NEWS

Mediate, Woods share history, fate

By Ron Borges
Published on

BELMONT, Mass. -- Moments define professional athletes.

They are, most often, moments of triumph. They are the moments when the odds are long or the battle pitched or the weight of carrying your team back-breaking, yet, like mighty Atlas, the athlete shoulders the burden and finds a way to win.

Rocco Mediate's moment was different.

No matter what happens this week at the Senior Players Championship or any other week on a golf course, Mediate will always be defined by his 19-hole playoff loss to Tiger Woods at the 2008 U.S. Open. The way things are going lately, Woods may face the same fate.

Woods beat Mediate that day in the first sudden death hole after the two remained deadlocked following five days of golfing warfare, including an amazing 18-hole playoff that preceded that sudden death moment.

Mediate was the every man from Greensburg, Pa., a guy who'd made a good living for decades on tour in the long shadow of one-named guys like Tiger, Phil and Jack, winning six times but often battling back pain that at one point threatened to end his career prematurely.

Yet the day he lost at Torrey Pines was his biggest victory, pyrrhic though it seemed at the time. For in the nobleness of that struggle, he stepped out of the shadows and the larger world realized here was not only an exceptional golfer but, more importantly, an exceptional fellow.

"I still get questions all the time, which is fine," the affable and unflappable Mediate said yesterday, after an opening round 4-under 67 left him tied for second at the Senior Players, 2 shots behind defending champion Bernhard Langer.

"It was a hell of a thing. But every time I've watched that replay, I still lose! You would think one time, maybe, one time . . . but it always works out that way.

"I don't mind it at all. Man, it was fun. Like to do that every weekend. Well, maybe three weeks a month, get one week off because you'd go crazy. But it was cool."

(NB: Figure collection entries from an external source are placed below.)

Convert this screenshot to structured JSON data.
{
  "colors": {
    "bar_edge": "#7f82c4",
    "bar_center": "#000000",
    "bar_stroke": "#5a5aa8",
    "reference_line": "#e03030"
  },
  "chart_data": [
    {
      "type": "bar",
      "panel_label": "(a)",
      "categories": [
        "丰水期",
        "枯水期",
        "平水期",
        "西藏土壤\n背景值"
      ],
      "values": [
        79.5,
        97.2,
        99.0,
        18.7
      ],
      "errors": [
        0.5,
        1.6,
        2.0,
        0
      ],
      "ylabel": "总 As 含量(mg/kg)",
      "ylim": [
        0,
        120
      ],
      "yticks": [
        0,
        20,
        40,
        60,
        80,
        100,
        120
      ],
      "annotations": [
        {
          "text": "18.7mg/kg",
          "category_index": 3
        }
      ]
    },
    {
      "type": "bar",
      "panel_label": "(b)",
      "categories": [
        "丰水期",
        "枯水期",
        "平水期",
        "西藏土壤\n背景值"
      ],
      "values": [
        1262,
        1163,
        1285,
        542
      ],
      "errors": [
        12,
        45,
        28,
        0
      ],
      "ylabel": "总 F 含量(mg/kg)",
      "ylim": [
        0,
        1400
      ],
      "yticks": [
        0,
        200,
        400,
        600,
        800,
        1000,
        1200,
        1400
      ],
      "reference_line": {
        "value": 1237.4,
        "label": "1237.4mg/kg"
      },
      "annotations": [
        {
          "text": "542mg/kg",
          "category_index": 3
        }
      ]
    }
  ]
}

Woods, the world would soon learn, defeated him that day on one leg, playing with what turned out to be a double stress fracture of his left tibia as well as a torn ACL. What no one could have realized at that moment of Woods' 14th major championship was that he would stall right there, becalmed in a sea of confusion, self-doubt and, Mediate feels, the simplest of things: A misplaced club face.

"It's real simple," Mediate said when asked what has caused Woods' long drought, which will officially reach seven years and endlessly counting without another major championship next week. "His golf club is in the wrong place. It's physics. He's not hitting the ball where he's looking."

Like many in and around the golf world, Mediate is both shocked and dismayed by the apparent collapse of Woods' game, which reached its nadir last week when he shot a third round 85 at the Memorial, on a course where he'd won five times previously. He finished dead last and played alone early Sunday morning, a solitary figure struggling to rediscover a game that has seemingly abandoned him.

"I'm one of his biggest fans," Mediate said. "Golf needs him more than you could imagine. It's so sad.

"If you'd told me at Torrey Pines he wouldn't have 20 majors by now, I'd have been shocked! With his club speed and his physicality, if he can get it back in the right place, he'll start winning again.

"He's in a bad place with his golf swing, but if he gets it under control I wouldn't be surprised. People say he's finished, but I don't. I played him many times in the early 2000s and he was really ridiculous! He was a magician! He was an unstoppable train back in the day.

"He won so many times hitting it all over the golf course, like we all do, but with the ball going crooked (now), nobody can save those shots."

Mediate admitted "If he keeps going like this . . ." the thought trailing off not in need of a sad follow-up, but quickly added what he hears from Woods, despite his problems, gives him cause to believe the man he nearly faced down in 2008 lurks somewhere not far below that face of confusion the world now looks at in amazement.

"There's still a spark in there," Mediate said of Woods. "Right now the club won't let it happen, but I can't wait until it does. Imagine if he starts winning again? 'Hi! I'm back!' "

After a roaring start in which he birdied three of the first four holes yesterday at Belmont Country Club, so was Mediate. His 67 left him tied with old friend Lee Janzen and Guy Boros -- son of the 1963 U.S. Open winner at The Country Club, Julius Boros -- and feeling happy both with his game and life.

"Everything's great," he said after a round in which he thanked several spectators for coming out to watch. "I have a new baby (Francesca Rose, born May 8), and my main focus is her right now. It's a lot of fun. I really can't complain about much."

That includes his golf game and his new wardrobe, the latter a product of a diet and fitness program that's peeled 40 pounds away since last November and left the 52-year-old Mediate stylish on the course and swinging free.

"Just designed to feel better and not be fat," Mediate said of his dietary alterations. "I can actually wear some pants that are made of cloth now, instead of the ones that stretch! Everything's good."

Yesterday, his golf swing certainly was. One day soon, he hopes to say the same of Tiger Woods.